La Suisse avec son besoin de main d’œuvre, lui tend les bras, et il y entre par Domodossola, comme nombre de ses compatriotes , avec lesquels il va partager le traditionnel parcours de l’immigré italien, entre joies, peines, discriminations et… réussite. Son premier emploi, il le trouve bien sûr comme saisonnier, dans un jardin.
Une expérience de six mois qui lui permet d’apprendre les rudiments du français, indispensables pour exercer son métier de coiffeur. Rapidement, il obtient son premier véritable emploi dans un salon pour hommes situé à la Place du Tunnel, à Lausanne.
Le salaire n’est pas très bon, le patron injuste, alcoolique et ouvertement raciste, mais le jeune Antonio s’accroche. «J’ai été maltraité c’est sûr, ce souvient-il en souriant. Il vivait de mon travail car je faisais venir toute la clientèle italienne alors que lui ne faisait que se saouler».

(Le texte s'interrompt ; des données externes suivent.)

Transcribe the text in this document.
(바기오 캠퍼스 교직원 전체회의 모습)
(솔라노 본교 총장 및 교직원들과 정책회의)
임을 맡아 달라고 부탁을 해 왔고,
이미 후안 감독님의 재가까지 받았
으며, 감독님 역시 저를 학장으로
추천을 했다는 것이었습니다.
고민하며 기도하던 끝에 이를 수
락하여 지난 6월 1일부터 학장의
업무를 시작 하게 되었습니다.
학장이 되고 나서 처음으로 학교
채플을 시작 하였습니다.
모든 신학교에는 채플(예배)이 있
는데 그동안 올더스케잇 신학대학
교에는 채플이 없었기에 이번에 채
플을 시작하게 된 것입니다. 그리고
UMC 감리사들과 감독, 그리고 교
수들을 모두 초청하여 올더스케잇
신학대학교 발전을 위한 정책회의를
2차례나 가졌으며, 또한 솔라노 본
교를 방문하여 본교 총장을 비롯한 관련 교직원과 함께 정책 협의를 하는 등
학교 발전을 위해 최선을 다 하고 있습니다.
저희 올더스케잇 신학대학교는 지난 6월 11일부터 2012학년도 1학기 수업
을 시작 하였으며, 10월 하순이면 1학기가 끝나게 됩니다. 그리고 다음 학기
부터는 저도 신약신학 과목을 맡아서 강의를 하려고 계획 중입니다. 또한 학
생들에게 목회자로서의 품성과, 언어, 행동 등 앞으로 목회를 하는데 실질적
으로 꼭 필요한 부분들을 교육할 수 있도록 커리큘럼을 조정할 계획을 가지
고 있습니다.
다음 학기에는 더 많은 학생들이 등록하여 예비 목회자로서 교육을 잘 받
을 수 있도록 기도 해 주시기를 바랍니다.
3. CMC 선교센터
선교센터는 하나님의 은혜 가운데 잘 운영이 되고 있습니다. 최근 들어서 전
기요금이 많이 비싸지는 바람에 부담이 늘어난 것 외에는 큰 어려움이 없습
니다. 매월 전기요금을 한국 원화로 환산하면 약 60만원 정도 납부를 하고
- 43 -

Malgré les difficultés, il y restera sept ans, avant d’être embauché par un autre patron, suisse-allemand établi à la Riponne, trop content de voir arriver un employé si hardi à la tâche, avec en plus une clientèle toute prête. Loyal, travailleur et accueillant, le jeune Antonio ne se laisse pas faire pour autant. Par deux fois, il poursuivra ses employeurs aux Prud’hommes pour des pourboires non versés et des jours fériés non accordés. Et par deux fois, il gagnera.
Indépendant depuis 1969
Malgré ces victoires, il a d’autres visées en tête. Dès qu’il obtient son permis C, après 14 années de séjour en Suisse, il ouvre son propre salon, le… 1er janvier 1969. Et une fois de plus, le miracle et le travail à l’italienne opèrent… Dès son ouverture, «La Nouvelle Poste» fait le plein de clients, au point qu’Antonio travaille sans arrêt, y compris à midi. Mieux encore: durant les belles années, il embauche des employés «qu’il tient à payer correctement et avec toutes les prestations sociales».
«Ici j’ai vraiment trouvé le bonheur, avec tous ces clients merveilleux et d’une extrême gentillesse. J’ai pu me payer des vacances de temps en temps et j’ai même versé un peu d’argent à mon père pour qu’il puisse acheter la maison familiale, même si à sa mort, il s’était arrangé pour me rendre cet argent…»
Créer et encore créer
Pas très heureux en amour, l’homme trouve son équilibre dans le travail et dans... l’écriture, la musique et le dessin. «Ce qui est magnifique dans la coiffure explique-t-il c’est qu’entre deux clients, on a du temps pour soi. Or être seul, c’est indispensable pour créer. Alors durant toutes ces décennies, j’ai énormément lu, écouté de la musique, écrit des poèmes et des chansons, et… dessiné, surtout des nus féminins. Comment ne pas être heureux avec tout cela?» D’autant qu’il n’est en aucun cas question pour lui de retourner en Italie, lui qui n’a jamais demandé le passeport suisse, à l’époque hors de portée tant il fallait débourser «au moins 20'000 francs» pour l’avoir. «Que ferais-je en Italie? Mes parents sont morts depuis longtemps, et tous mes amis d’enfance ont quitté la Sicile en même temps que moi pour émigrer un peu partout dans le monde. Non, c’est évident, ma vie est ici au milieu des mes amis et de mes clients».
Pourtant depuis quelques années, la clientèle a beaucoup diminué. «La moitié est décédée au moment de la pandémie de Covid, un quart ne vient plus en raison de la disparition des places de parking et un quart, c’est-à-dire finalement le voisinage, vient toujours chez moi. Et cela me suffit pour me donner le sourire durant toute une journée».